Ogólnie są dwa typy – wycieczki prywatne i grupowe. O drugich mowa wtedy, kiedy zainteresowana osoba rusza z wszystkimi innymi zgłoszonymi ludźmi. Zwykle jest to busik, który zbiera zainteresowanych po hotelach i zabiera ich na oglądanie z góry ustalonych, konkretnych atrakcji. Jeśli chodzi o wycieczkę prywatną, turyści sami mogą decydować, gdzie chcą pojechać i wszystko tworzone jest na zamówienie klienta. Sami mogą zebrać się w grupę, która ustala, czego chce. Wtedy cena takiego zwiedzania jest o wiele wyższa niż w przypadku wycieczek grupowych. Na takich prywatnych czasem jest około 10 – 15 osób. Dla nich zamawia się większego vana. Zdarzają się też takie po 3-4 osoby, wtedy zabieramy ich klasycznym samochodem. Ostatnio miałam natomiast grupy nawet około 30 osób.

Podczas wycieczek prywatnych jest spora swoboda i liczy się bardziej indywidualne podejście, choć to nie jest tak, że nie ingerujemy w pomysły turystów. Staramy się doradzać, by zwiedzanie było optymalne czasowo i dobrze zorganizowane logistycznie, by np. nie wracać się dwa razy do punktu, w którym już byliśmy.

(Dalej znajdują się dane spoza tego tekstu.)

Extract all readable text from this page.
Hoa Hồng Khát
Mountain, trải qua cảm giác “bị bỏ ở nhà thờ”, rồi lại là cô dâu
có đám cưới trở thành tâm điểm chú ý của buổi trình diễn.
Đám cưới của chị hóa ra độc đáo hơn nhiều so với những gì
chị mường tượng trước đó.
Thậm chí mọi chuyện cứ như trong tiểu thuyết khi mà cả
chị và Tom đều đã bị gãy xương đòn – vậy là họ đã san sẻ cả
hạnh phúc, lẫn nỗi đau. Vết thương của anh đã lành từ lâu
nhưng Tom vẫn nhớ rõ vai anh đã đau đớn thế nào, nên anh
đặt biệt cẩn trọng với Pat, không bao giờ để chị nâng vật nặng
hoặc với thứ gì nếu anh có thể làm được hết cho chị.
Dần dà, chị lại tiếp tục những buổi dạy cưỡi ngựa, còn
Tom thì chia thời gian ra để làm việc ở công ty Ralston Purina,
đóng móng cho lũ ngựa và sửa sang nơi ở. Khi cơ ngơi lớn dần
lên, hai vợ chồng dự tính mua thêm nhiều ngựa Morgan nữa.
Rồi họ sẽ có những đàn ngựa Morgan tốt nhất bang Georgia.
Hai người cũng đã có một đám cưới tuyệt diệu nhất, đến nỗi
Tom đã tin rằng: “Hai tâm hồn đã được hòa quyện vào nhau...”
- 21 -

Ogólnie najczęstszymi turystami w Meksyku są Amerykanie, Kanadyjczycy i Francuzi jednak klientami z mojej strony są głównie Polacy z różnych stron świata. Niektórzy na co dzień mieszkają np. w Chicago czy Anglii. Są też osoby, które przylatują na miejsce bezpośrednio z Polski. Sezon na te wycieczki trwa od listopada do kwietnia, a później zaczyna się pora deszczowa.

Towarzyszysz zawsze danej grupie turystów podczas takiej wycieczki/zwiedzania?

To wszystko zależy od dnia i możliwości. Czasem wiele rzeczy dzieje się jednocześnie i niekoniecznie mogę jechać. Warto też podkreślić, że ja jestem przede wszystkim organizatorką. Nie jestem przewodnikiem i nie mam takiej licencji. Jeśli wyjeżdżam to głównie jako tłumacz, który z języka angielskiego tłumaczy Polakom na ojczysty język, to co mówi przewodnik.

Jak zachowują się polscy turyści w Meksyku? Masz z nimi dobre doświadczenia?

Źródło: WPROST.pl
Proszę czekać ...

Proszę czekać ...

Proszę czekać ...

Proszę czekać ...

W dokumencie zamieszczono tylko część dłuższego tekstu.